Patients should not be treated with subsequent courses of Hycamtin until neutrophils recover to >1,000 cells/mm³, platelets recover to >100,000 cells/mm³, and hemoglobin levels recover to 9.0 g/dL (with transfusion if necessary). Severe myelotoxicity has been reported when 5-day dosing of Hycamtin is used in combination with cisplatin.
Hycamtin may cause fetal harm when administered to a pregnant woman. Women of childbearing potential should be advised to avoid becoming pregnant during therapy with Hycamtin.
Drug Interactions
Concomitant administration of G-CSF can prolong the duration of neutropenia, so if G-CSF is to be used, it should not be initiated until 24 hours after completion of treatment with Hycamtin.
Myelosuppression was more severe when Hycamtin, at a dose of 1.25 mg/m²/day x 5 days, was given in combination with cisplatin at a dose of 50 mg/m² in phase I studies. In one study, 1 of 3 patients had severe neutropenia for 12 days, and a second patient died with neutropenic sepsis.
Adverse Events
The most common serious adverse event is myelosuppression.

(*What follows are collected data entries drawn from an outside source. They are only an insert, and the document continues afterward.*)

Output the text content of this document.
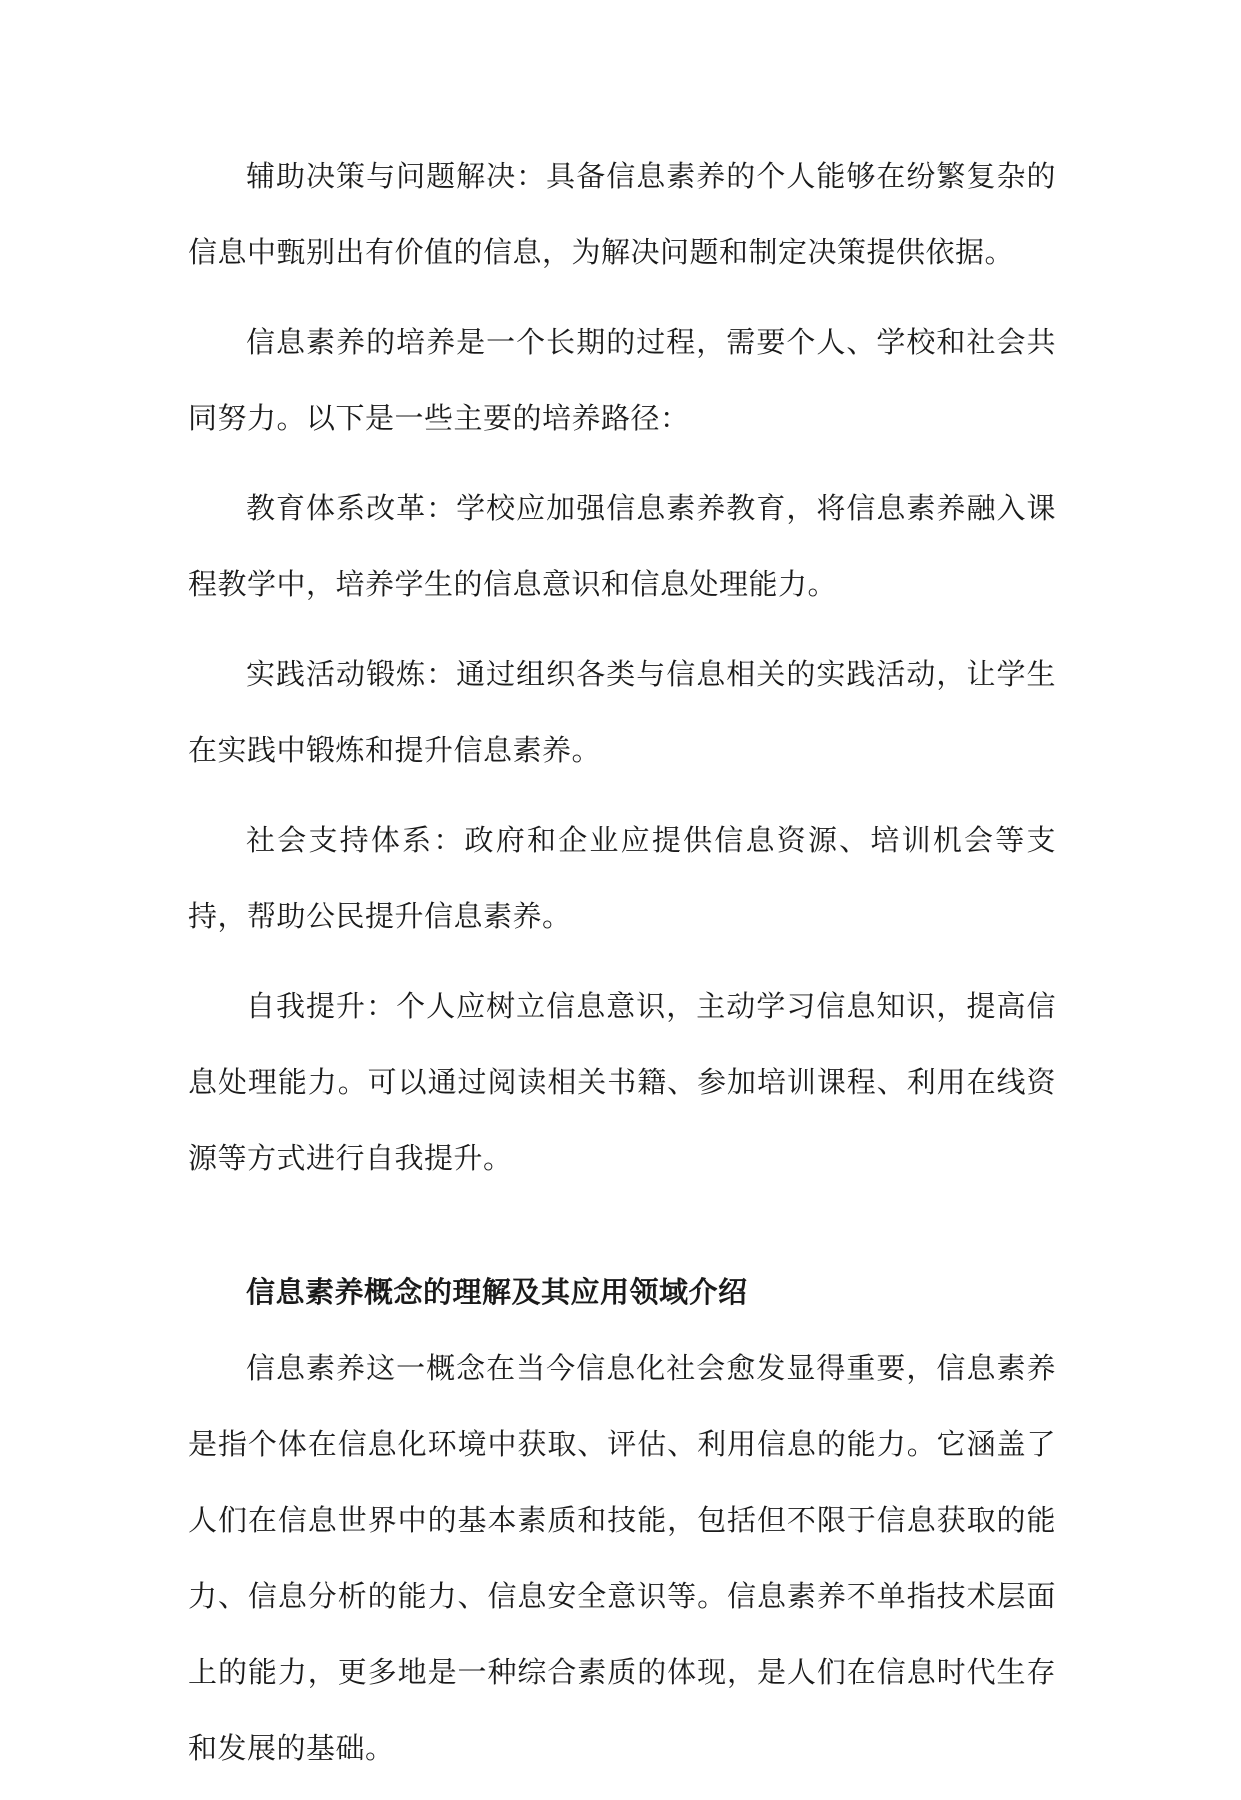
辅助决策与问题解决：具备信息素养的个人能够在纷繁复杂的信息中甄别出有价值的信息，为解决问题和制定决策提供依据。

信息素养的培养是一个长期的过程，需要个人、学校和社会共同努力。以下是一些主要的培养路径：

教育体系改革：学校应加强信息素养教育，将信息素养融入课程教学中，培养学生的信息意识和信息处理能力。

实践活动锻炼：通过组织各类与信息相关的实践活动，让学生在实践中锻炼和提升信息素养。

社会支持体系：政府和企业应提供信息资源、培训机会等支持，帮助公民提升信息素养。

自我提升：个人应树立信息意识，主动学习信息知识，提高信息处理能力。可以通过阅读相关书籍、参加培训课程、利用在线资源等方式进行自我提升。

信息素养概念的理解及其应用领域介绍

信息素养这一概念在当今信息化社会愈发显得重要，信息素养是指个体在信息化环境中获取、评估、利用信息的能力。它涵盖了人们在信息世界中的基本素质和技能，包括但不限于信息获取的能力、信息分析的能力、信息安全意识等。信息素养不单指技术层面上的能力，更多地是一种综合素质的体现，是人们在信息时代生存和发展的基础。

Severe neutropenia, the dose-limiting toxicity for Hycamtin, occurred in 78% of 879 ovarian and small cell lung cancer patients treated. Other hematologic adverse events reported include severe leukopenia (32%), severe thrombocytopenia (27%), and severe anemia (37%).
Frequently reported nonhematologic adverse events associated with use of Hycamtin included nausea (64%), vomiting (45%), diarrhea (32%), alopecia (49%), fatigue (29%), and dyspnea (22%). Most nonhematologic toxicities were grade 1 or 2.